I think that could make sense as an option, though it would likely require adding a new HTTP interface and more information in the cluster file on how to discover it. Part of the reason we haven’t pursued that is because of security and reliability concerns around dynamically injecting code at run time, but if there are members of the community that want to accept that trade-off I don’t see anything unreasonable about it.
Hi! Nodejs foundationdb maintainer here. I’ve wanted this for a long time for the nodejs bindings too. (Usually nodejs libraries should just work out of the box!). This is the #1 issue for people just getting started, since any project which depends on the node foundationdb bindings in any way can’t even npm install without a working libfdb_c.

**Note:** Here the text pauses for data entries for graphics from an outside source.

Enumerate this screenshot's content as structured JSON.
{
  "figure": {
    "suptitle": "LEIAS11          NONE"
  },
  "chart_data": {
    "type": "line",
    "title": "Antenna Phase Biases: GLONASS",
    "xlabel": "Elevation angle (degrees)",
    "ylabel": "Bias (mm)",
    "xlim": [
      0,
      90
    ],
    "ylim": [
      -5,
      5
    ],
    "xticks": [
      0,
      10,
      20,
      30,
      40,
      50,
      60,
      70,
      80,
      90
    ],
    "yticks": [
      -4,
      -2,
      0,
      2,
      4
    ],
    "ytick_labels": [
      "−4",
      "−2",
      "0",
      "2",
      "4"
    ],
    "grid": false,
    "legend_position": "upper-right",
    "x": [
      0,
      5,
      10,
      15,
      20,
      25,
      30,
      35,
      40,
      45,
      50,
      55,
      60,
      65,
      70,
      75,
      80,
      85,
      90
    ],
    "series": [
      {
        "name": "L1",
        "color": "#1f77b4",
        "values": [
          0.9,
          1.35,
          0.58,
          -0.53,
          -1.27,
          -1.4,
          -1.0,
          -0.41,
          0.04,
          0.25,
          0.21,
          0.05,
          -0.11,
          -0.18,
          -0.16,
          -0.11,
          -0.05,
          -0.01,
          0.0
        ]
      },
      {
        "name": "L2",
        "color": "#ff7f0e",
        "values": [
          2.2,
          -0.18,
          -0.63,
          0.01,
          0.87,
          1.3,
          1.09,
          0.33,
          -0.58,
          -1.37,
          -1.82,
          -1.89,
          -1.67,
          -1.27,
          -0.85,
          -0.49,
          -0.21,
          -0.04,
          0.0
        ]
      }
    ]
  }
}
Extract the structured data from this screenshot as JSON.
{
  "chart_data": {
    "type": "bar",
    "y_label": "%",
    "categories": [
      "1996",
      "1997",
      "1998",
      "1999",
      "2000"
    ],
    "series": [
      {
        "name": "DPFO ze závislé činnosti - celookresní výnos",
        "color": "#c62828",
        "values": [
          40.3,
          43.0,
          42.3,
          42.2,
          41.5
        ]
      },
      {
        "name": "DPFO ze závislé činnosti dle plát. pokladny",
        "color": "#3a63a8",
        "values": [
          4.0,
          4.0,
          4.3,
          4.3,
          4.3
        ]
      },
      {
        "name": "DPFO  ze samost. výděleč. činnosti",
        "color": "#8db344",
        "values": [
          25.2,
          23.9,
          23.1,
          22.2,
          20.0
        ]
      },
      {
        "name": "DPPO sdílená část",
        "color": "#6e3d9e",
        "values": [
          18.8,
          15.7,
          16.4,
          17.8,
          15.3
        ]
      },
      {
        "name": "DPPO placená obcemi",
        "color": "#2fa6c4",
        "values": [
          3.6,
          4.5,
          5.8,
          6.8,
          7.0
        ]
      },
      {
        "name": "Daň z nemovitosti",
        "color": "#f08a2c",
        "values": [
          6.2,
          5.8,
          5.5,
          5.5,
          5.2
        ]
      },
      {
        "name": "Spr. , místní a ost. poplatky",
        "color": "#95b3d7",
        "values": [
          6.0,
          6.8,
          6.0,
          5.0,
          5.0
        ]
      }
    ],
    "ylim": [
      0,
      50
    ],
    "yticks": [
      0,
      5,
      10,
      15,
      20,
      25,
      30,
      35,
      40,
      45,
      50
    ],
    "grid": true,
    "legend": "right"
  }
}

@spullara If you add a way for the server to send the client the libfdb_c library in some way, I’ll happily integrate it into the node bindings too. Another approach (rather than running an http server) would be to have an API to allow the server to tell the client the URL for an appropriate library file from the downloads page along with a checksum.
That approach works as long as the system that is using the driver can reach the internet. One nice thing about distributing from the server is that we know the client can reach it otherwise it won’t be able to connect either.
If we used foundationdb.org as a root of trust, one could theoretically arrange…
libfdb_c.so available for download on foundationdb.org as a .signature section that contains a signature verifying that it is from the official distribution
The public key for this signature is baked into fdbserver and bindings
Bindings verify that the libfdb_c that they receive is signed using the embedded public key
Would resolve the security concerns here, I think. However, that’s a ton of security/cryptography heavy code that I’m not sure I’d even be personally comfortable writing…
The crypto part of that isn’t as bad as it sounds. It just depends on signatures. I’d probably use libsodium’s crypto_generichash, which is explicitly marked as being appropriate for file integrity checking. Even just using SHA256 would probably be fine, but I’d want to check that thats safe against length extension attacks. (I trust that libsodium is definitely safe, since the authors know what they’re doing. But it is another dependancy though.)
@spullara I agree and I hear you. On the flip side, one nice thing about pointing to the website is we don’t bloat up the server with a bunch of extra binaries. To make this robust we’d need to ship copies of fdb_c for each platform foundationdb supports. At a minimum we’d want the libraries for windows, mac and linux, and mac version alone is 7mb in size.
Oh, yeah, this does sound way easier if it’s not trying to mentally contort myself to understand an openssl API. It looks like crypto_sign_* is what I wanted to use the official builders as a root of trust.
I think someone would next need to sit down and write up a document proposing exactly how clients would discover and download libfdb_c versions from servers in a way that fits into our client protocol, would scale (ie. cluster wouldn’t die if 10K clients show up at once), and have a sane operational story.
There’s also a “competing” proposal floating around to solve this problem via offering a well defined gRPC or similar interface, and a new “Client API Proxy” role that translates this API into FDB’s native protocol. This would leave binding authors with essentially two different ways of speaking to FDB, with the native library offering lower latency, and the gRPC interface offering libfdb_c freedom.